Call to Protect the New Family
In reality, whether we like it or not, most of us spend more time at work than we do with our families at home. Thus, we really do have two families: a home family and a work family. Most of us innately understand and have within us a strong need to protect and preserve our home families. Perhaps we have a similar duty to protect, defend and nurture our work families just as we do those that depend on us at home.
Zappos is a hugely successful and very large company, yet they believed this “family” concept to be so important to their success that they have made it one of their ten core values. They recognize that our bonds with our employees and coworkers goes beyond the typical or traditional coworker relationship. I believe that Zappos is innovative in this area.
You see, most of us have been taught to distance ourselves from our employees, and to discourage interpersonal relationships in the workplace. Zappos recognizes a new reality -- that whether we like it or not, we spend so much time at work that out staff and coworkers are our family, whether we recognize it or not. With that being the case, we need work families that are not dysfunctional, but that are built on trust and respect and kindness. We need work families that build together in an environment devoid of drama and backstabbing.
Carpe Diem Resolve
I have vowed as I go into the new year to be more cognizant of this concept of family in my firm. I am now more determined to set about ways to foster these work family relationships. I have also decided that I cannot afford to let one employee, even a hard working or seemingly productive employee, stir up trouble, compromise other relationships in the office, or bring down morale of others. I must be willing to remove obstacles quickly, to preserve the integrity, strength and morale of the whole department.
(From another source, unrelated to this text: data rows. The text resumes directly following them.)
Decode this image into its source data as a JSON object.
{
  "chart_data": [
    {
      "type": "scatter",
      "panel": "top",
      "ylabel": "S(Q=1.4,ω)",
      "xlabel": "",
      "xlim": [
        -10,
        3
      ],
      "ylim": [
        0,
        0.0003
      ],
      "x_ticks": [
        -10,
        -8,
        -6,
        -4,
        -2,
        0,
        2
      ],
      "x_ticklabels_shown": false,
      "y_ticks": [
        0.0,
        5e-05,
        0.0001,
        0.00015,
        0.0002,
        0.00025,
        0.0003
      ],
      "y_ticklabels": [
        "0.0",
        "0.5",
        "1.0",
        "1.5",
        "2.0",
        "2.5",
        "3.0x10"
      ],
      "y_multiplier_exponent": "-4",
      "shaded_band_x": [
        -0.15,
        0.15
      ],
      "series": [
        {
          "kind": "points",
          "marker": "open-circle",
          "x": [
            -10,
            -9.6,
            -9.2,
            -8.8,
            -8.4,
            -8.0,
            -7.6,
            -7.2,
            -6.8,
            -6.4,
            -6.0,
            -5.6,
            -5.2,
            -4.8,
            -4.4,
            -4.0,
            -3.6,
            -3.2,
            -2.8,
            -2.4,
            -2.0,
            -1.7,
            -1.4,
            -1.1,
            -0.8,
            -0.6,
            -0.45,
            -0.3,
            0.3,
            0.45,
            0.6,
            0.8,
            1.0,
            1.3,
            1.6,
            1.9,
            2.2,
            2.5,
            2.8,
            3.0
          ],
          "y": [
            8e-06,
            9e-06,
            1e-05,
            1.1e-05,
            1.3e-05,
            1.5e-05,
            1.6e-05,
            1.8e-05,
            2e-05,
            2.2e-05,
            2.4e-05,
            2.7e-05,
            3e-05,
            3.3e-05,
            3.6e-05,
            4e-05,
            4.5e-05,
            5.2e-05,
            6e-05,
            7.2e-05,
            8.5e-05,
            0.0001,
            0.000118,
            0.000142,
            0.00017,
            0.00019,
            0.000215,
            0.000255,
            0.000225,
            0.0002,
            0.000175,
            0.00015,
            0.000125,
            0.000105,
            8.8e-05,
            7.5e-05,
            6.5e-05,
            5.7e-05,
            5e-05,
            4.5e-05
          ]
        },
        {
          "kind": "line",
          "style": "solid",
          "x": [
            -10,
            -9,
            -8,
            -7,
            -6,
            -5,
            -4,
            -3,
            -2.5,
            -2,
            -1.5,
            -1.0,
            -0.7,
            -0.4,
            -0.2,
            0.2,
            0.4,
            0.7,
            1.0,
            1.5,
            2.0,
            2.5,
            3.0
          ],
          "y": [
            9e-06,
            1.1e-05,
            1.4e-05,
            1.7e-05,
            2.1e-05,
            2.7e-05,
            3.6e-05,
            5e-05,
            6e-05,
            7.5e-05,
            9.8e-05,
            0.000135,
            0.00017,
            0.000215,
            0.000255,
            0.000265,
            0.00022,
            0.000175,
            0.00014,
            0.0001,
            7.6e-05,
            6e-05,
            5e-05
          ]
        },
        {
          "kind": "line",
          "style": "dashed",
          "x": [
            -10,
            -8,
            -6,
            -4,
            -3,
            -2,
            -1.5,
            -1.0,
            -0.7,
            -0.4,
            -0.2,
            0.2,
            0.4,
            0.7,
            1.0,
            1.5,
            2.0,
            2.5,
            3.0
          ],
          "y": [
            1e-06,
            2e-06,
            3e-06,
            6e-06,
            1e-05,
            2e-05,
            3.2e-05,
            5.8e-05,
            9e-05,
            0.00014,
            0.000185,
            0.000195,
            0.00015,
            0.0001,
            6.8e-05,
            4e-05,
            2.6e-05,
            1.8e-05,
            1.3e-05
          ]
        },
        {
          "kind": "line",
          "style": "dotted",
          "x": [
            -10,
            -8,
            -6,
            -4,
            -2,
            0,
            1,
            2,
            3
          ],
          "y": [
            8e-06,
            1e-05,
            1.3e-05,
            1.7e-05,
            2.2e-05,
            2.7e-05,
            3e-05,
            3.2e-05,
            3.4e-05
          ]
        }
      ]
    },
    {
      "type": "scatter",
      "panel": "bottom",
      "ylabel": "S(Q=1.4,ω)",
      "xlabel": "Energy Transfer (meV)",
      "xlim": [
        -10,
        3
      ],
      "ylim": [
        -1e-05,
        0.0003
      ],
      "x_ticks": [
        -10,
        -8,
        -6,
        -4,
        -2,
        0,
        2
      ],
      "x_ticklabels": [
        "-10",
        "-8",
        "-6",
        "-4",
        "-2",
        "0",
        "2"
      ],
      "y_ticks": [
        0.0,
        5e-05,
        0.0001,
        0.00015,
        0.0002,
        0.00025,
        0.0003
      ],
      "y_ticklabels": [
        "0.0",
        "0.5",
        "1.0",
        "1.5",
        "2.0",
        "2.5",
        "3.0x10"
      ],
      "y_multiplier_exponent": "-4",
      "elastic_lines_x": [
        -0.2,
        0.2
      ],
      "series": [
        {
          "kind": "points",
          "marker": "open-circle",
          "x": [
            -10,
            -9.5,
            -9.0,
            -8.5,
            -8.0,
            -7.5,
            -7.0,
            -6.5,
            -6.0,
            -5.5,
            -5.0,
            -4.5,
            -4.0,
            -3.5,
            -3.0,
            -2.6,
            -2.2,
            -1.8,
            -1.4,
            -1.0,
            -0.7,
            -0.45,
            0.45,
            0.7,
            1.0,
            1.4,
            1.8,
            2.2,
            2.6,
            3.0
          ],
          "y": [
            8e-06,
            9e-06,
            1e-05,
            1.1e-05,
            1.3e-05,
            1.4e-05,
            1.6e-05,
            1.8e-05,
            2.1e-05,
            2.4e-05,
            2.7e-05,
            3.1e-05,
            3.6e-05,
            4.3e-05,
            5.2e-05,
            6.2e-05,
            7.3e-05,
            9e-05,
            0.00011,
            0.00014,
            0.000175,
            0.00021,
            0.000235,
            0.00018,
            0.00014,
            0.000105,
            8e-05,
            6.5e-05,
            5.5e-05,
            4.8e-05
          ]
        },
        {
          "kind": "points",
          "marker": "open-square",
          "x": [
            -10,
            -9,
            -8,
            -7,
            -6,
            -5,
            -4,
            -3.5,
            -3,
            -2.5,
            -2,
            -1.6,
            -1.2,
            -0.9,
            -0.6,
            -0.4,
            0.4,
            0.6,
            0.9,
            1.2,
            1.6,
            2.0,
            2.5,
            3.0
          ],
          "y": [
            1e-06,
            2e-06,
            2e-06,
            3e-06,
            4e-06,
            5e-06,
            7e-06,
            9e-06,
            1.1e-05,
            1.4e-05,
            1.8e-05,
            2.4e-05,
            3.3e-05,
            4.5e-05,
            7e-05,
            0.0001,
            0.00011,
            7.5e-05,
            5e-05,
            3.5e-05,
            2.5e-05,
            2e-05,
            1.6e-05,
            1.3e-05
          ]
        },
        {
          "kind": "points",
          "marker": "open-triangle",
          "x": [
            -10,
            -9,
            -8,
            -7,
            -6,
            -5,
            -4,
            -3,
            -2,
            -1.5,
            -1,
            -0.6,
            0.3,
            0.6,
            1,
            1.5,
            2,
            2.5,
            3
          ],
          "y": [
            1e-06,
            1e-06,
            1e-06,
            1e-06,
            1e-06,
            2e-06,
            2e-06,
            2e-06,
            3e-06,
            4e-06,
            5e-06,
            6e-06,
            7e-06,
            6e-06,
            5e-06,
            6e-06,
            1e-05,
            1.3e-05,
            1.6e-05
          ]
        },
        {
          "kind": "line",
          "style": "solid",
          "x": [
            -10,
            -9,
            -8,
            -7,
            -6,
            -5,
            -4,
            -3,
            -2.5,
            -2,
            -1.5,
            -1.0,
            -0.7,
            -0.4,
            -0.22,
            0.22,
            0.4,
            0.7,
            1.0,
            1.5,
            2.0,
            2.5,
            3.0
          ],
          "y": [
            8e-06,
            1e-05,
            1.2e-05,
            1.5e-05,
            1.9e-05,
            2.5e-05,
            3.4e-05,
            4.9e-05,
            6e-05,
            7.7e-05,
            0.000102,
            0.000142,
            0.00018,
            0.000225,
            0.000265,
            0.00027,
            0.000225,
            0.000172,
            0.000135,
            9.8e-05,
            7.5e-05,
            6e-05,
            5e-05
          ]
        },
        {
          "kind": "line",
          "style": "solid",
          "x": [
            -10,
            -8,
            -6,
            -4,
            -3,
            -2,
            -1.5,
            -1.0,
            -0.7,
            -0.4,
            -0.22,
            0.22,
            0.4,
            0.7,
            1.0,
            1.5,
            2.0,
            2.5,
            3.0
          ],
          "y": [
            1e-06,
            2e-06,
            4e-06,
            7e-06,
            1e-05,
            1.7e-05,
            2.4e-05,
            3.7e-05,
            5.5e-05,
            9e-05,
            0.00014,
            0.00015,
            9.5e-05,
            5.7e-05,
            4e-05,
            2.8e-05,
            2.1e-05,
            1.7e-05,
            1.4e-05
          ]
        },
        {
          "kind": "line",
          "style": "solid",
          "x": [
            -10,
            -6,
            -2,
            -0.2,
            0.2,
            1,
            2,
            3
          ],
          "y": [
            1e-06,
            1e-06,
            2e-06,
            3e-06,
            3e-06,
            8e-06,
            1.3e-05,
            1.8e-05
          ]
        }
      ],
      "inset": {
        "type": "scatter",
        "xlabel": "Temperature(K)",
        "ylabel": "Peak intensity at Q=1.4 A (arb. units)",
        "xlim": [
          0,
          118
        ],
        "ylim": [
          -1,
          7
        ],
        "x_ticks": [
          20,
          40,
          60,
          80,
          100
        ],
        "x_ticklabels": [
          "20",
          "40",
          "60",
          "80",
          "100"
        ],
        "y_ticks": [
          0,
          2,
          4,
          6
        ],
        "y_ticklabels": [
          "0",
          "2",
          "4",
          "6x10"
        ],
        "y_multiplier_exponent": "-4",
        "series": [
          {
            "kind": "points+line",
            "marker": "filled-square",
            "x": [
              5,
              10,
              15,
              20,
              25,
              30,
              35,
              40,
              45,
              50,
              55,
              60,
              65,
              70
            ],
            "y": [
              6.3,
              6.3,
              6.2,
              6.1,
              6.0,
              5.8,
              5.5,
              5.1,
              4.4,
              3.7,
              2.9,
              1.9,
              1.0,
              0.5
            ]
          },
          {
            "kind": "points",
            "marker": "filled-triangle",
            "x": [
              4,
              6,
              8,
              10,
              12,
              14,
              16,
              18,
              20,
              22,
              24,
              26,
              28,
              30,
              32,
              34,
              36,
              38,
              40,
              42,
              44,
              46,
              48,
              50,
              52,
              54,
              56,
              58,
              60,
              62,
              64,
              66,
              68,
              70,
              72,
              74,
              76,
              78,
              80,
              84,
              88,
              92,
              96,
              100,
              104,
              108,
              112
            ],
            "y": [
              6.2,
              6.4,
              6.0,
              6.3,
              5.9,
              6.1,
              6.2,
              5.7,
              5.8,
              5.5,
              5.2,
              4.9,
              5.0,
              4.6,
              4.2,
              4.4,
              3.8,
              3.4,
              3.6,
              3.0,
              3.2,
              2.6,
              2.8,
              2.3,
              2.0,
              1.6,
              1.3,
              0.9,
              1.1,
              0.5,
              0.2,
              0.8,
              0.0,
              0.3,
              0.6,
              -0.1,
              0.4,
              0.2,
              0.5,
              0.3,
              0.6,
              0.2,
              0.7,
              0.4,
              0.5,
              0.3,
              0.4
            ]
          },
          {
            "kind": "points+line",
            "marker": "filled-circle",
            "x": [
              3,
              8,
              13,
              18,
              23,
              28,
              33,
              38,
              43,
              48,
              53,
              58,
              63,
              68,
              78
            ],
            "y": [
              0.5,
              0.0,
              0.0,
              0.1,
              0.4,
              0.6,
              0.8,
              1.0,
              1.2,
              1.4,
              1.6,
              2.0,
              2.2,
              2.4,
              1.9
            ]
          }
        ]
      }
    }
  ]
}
I encourage each of you to give this concept of team family some thought, and perhaps you will be able to recognize ways to foster and promote this value within your own firms. If you too have weak links in your midst, or employees who are counterproductive to the overall welfare and wellbeing of the firm this is an excellent time to tackle these issues.
We all want our firms to be successful and productive, and to produce quality work that translates into satisfied clients. Having happy employees who look forward to coming to work and who enjoy positive co-worker relationships translates into employees who are then better able to give the exceptional client service we so desire.